Max Kade International House Spotlight: German House

The German House creates a home for culture and language study for its residents in the Max Kade International Wing of North Village I.

Maggie Dugan, ’18, is a resident of the house, which is one of five language-based houses in the International Wing, for the second consecutive year. She expressed her gratitude for the diverse interactions and educational opportunities the German House has given her.

“It’s just been such a good experience. We speak German in the house on most occasions, and it’s so many different levels of students that come through that house,” Dugan said. “So it’s not even just the people that I live with, it’s the students who are taught by the [Teaching Assistant], and it’s just a lot more language work, and it’s a lot of learning about other cultures as well.”

The language work done by residents in the German House is a key feature of the house’s mission, since they have all agreed to speak German roughly 60 percent of the time, Rene Benoit, ’20, said.

Housemate Susannah Chilton, ’19, said this was what motivated her to live in the German House.

“I find it hard unless I’m forced to talk German,” Chilton said. “In classes it’s encouraged, but being around native speakers is better.”

Dugan said she was driven to live in the house so she could immerse herself in the culture she discovered while studying at the University of Cologne in Cologne, Germany.

“I came back and instead of having culture shock abroad, I had it when I came back,” Dugan said. “I was like ‘Oh my goodness, I don’t feel American anymore in a lot of respects.’ Culturally speaking, I had a very hard time readjusting.”

Dugan said this struggle inspired her to become an intern in the International Education office and to apply to live in the German House.

Benoit, who was an exchange student in Salzburg, Austria her junior year of high school, expressed a similar sentiment. She said she missed the lifestyle she experienced in Austria and hoped to be able to bring some of what she experienced to Allegheny’s campus.

“I wanted to incorporate, not only is it German House, but incorporating what I’ve learned of the Austrian culture as well into aspects of what kind of events we’re planning,” Benoit said.

Campus events allow the residents of the German House to bring their knowledge and experience with foreign culture to the greater Allegheny community.

Last semester’s first event brought Oktoberfest to the North Village I lobby. The German folk festival, most famously celebrated in Munich, Germany, was requested by several students, according to Alex Tauer, a German teaching assistant and resident of the German House.

“So what we did was prepare some pretzel dough, and people could come and make their own pretzels,” Tauer said. “We played some traditional Bavarian music and also some more popular German music, and hung out and made the pretzels.”

Contributed by ALEX TAUER
German House residents Matt Groat, ’17, German Teaching Assistant Alex Tauer, Maggie Dugan, ’18, Rene Benoit, ’20, and Susannah Chilton, ’19, celebrate Oktoberfest by making Bavarian pretzels and wearing pretzel glasses in the lobby of North Village I on Oct. 29, 2017.

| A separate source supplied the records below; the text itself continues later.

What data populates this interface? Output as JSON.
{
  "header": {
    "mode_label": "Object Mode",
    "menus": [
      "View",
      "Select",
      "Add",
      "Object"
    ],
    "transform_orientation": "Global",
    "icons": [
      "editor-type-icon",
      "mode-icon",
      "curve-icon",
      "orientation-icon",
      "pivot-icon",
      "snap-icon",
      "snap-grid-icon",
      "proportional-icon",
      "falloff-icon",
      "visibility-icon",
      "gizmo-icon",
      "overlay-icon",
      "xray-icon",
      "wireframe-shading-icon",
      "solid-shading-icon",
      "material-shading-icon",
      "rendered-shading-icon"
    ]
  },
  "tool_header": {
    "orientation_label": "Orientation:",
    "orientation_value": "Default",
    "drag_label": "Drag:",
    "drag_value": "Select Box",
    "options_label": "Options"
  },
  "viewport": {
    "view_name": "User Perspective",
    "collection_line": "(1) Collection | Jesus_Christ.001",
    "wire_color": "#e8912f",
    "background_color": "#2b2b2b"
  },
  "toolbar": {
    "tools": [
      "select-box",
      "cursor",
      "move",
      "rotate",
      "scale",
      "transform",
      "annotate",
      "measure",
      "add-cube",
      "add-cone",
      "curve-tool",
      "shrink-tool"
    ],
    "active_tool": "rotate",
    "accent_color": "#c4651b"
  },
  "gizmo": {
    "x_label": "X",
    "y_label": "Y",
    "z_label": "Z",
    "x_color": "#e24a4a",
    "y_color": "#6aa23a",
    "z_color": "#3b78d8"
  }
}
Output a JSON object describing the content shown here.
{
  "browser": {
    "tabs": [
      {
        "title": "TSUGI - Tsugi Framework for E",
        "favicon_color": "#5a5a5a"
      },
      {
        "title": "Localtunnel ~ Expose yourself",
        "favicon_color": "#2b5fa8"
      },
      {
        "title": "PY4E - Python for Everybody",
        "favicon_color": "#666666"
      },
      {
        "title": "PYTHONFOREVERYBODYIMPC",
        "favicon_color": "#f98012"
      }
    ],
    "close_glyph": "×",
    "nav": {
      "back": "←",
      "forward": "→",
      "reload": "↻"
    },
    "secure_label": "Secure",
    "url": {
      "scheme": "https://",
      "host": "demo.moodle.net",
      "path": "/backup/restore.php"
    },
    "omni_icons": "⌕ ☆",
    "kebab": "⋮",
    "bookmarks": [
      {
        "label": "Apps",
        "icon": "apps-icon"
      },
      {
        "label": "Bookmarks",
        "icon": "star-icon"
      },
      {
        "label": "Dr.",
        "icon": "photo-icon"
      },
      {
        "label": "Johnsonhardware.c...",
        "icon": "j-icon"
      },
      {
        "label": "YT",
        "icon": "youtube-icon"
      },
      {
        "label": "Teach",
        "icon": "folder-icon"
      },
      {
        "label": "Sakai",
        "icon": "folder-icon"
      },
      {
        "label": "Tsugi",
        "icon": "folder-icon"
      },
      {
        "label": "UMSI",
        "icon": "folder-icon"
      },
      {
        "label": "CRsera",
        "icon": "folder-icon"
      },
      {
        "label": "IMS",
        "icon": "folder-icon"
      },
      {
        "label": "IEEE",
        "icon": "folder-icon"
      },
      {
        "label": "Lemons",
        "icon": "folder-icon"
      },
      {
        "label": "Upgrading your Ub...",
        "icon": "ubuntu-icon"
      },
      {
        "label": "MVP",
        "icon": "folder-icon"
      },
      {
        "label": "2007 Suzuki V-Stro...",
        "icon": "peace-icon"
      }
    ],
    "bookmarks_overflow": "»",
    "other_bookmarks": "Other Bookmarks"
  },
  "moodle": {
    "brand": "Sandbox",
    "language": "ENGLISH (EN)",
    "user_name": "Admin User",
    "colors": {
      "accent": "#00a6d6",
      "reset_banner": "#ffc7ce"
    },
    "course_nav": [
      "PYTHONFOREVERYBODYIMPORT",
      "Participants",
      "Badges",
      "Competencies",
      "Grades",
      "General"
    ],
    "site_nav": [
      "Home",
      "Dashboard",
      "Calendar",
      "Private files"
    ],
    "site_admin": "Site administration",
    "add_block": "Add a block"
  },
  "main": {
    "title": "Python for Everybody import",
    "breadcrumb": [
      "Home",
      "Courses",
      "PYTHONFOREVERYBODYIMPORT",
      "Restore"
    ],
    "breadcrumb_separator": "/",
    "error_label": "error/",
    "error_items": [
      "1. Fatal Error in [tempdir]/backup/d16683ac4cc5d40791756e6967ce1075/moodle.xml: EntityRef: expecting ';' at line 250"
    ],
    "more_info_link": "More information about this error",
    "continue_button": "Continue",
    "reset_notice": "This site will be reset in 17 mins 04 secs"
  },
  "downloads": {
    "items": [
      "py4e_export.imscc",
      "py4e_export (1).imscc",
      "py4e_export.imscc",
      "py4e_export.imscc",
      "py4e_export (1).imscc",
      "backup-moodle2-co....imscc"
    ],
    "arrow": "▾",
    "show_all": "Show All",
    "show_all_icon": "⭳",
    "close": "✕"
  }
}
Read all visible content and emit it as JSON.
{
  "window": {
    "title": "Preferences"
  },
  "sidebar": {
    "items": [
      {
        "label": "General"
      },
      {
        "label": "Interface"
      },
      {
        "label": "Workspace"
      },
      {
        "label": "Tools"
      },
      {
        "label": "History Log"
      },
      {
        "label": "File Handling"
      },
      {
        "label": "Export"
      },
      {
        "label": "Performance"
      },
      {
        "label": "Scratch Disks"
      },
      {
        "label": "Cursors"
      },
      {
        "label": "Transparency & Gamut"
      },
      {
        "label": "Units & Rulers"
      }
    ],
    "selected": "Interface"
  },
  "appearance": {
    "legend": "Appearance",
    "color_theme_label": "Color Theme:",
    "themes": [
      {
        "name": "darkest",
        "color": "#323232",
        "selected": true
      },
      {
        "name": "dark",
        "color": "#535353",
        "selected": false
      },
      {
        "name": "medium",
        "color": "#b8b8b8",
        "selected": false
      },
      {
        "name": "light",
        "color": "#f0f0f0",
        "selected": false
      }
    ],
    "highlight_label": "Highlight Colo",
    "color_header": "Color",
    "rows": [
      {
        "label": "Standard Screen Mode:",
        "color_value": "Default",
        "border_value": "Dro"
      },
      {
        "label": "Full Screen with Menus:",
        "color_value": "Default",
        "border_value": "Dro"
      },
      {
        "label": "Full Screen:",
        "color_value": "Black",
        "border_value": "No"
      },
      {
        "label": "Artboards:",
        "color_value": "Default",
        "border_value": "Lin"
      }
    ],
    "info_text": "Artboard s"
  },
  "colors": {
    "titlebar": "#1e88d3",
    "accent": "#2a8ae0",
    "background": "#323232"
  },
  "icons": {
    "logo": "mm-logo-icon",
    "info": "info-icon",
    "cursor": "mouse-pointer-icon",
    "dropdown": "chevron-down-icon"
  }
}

The miniature Oktoberfest was the smaller of last semester’s events, according to Tauer. The German House’s larger event provided an opportunity for Tauer to showcase her home city of Cologne, Germany.

The December event was a Weihnachtsmarkt, or Christmas market, held in the Henderson Campus Center. While Christmas markets are popular across Europe, and particularly across Germany and Austria, Cologne’s market is especially well-known, according to Dugan.

The Allegheny rendition of the Weihnachtsmarkt tradition featured a non-alcoholic version of mulled wine, decorating sugar cookies and crafting paper stars. Dugan said the event is her favorite way the German House brings German celebration and education to campus.

“To me, it’s a very non-traditional way of bringing a German tradition to a college campus because it’s not something that you would first think of,” Dugan said. “When you think of Germany, you think of beer, and wurst, and Oktoberfest. To bring in an event that’s not always known, that sometimes has a bigger impact on someone’s memory.”

This semester, the German House is planning to participate in a larger function being organized for the first time, according to Tauer. Each of the specific houses within the International Wing is planning to participate in an open-house style event.

“This semester, all the TAs decided to do a event together,” Tauer said. “We have a small event inside of each house with traditional food and music and then in the lobby, it’s kind of a gathering point for everybody to talk about experiences, languages and cultures.”

This connection to the larger community within the International Wing was a significant benefit of living in the German House for many of the students.

“I love that kind of diversity,” Benoit said. “It’s very intriguing to me to be around and be able to talk to people from completely different backgrounds and completely different perspectives.”

The language houses, and especially the German house, offer a place for people of different backgrounds to come together over a common interest, according to Tauer.

“The personalities of us four are very different, but I feel like that’s kind of the beauty of it,” Tauer said. “We have to kind of live together, even though usually or even naturally you wouldn’t room together. That’s really nice, and I like that we all try to speak as much German as possible.”

Dugan said she also appreciated discovering this bond with other Allegheny students.

“I’m just learning so much more about the world, and it’s a really easy way to be a global citizen on Allegheny’s campus, and feeling connected with the world around you but not leaving campus,” Dugan said.